There are two main drivers for staying compliant with Nacha rules and requirements:
If a business continually violates Nacha’s rules and causes high error rates, their bank may fine them and potentially discontinue their business relationship. Additionally, organizations relying on outdated processes that aren’t Nacha-compliant are also less likely to complete transactions without returns; or effectively screen for fraud, causing harm to the network and potentially consumers.
Whenever an ACH network participant falls behind on the rules and standards, there’s going to be a resulting customer service failure. Some will be getting a worse-off deal than they ought to receive, while others might experience payment failure altogether.
Every bad experience with the system sours perceptions of ACH, which is bad for the ACH ecosystem as a whole. In contrast, every positive experience improves the system’s reputation, which is good for both adoption and consumer satisfaction.
Are there ways to make Nacha compliance easier?
For organizations that rely on the ACH network, the best way to streamline Nacha compliance is to ensure awareness of the Rules and full compliance. A foundation for debiting accounts is to quickly and effectively verify account and routing numbers and whether the account is in good standing—before initiating an ACH transaction.
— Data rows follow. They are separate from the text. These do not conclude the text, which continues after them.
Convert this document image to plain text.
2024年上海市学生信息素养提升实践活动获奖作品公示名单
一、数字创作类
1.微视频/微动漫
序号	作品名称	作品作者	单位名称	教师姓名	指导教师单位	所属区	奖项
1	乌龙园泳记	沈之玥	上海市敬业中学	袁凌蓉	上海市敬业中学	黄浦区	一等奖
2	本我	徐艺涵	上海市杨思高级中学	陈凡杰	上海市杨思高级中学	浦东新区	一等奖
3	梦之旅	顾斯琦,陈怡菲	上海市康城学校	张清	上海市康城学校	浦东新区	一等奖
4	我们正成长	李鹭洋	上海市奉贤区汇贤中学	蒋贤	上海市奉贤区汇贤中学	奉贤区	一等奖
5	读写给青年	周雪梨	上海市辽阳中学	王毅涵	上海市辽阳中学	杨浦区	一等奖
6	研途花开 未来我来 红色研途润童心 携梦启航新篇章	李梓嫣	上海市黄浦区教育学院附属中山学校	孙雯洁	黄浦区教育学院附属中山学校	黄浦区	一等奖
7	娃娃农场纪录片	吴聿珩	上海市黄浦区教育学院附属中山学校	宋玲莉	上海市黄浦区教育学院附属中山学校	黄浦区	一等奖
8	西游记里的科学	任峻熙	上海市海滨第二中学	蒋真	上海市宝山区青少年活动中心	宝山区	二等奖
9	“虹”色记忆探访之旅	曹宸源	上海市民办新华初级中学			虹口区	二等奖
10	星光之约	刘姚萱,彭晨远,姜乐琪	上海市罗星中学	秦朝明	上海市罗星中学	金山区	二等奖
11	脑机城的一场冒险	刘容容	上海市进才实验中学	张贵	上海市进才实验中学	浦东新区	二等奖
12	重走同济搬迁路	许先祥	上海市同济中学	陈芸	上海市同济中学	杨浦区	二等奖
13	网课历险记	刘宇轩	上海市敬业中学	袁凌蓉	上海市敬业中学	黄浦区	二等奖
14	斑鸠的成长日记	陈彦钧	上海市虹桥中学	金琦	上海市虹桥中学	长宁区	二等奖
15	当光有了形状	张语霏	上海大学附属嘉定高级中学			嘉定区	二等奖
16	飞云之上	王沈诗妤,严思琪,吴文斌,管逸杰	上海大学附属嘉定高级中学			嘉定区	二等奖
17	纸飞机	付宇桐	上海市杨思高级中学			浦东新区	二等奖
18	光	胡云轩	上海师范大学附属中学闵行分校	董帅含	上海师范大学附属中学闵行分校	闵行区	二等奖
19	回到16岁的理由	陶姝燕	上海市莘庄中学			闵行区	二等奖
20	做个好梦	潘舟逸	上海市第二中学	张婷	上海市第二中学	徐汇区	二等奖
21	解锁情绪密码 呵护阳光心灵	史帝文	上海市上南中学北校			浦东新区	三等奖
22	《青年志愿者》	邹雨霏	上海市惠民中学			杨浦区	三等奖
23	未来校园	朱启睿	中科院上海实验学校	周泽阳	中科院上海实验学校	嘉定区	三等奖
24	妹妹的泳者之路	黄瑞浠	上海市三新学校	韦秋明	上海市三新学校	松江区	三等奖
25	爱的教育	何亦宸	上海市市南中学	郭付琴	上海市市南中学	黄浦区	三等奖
This is a necessary step to comply with Nacha’s account verification and fraud mitigation requirements, and certain account verification methods make compliance easier and more pleasant for users than others.
There are currently five Nacha-approved ways to verify a consumer’s banking details: Microdeposits, Manual Validation, Pre-notes, Database verification, and Instant Account Verification.
Other than Instant Account Verification, these methods generally take multiple days to complete and require customers to provide information they likely don’t have on hand (e.g. a voided check or account and routing numbers). This causes them to be slow, error-prone, and have a poor user experience.
Plaid Instant Auth enables consumers to easily and securely connect their financial accounts for ACH transactions by validating their account and routing numbers in seconds. For businesses onboarding new customers to fund accounts, transfer money, or pay bills via ACH, Instant Auth is the fastest way to do so in compliance with Nacha rules.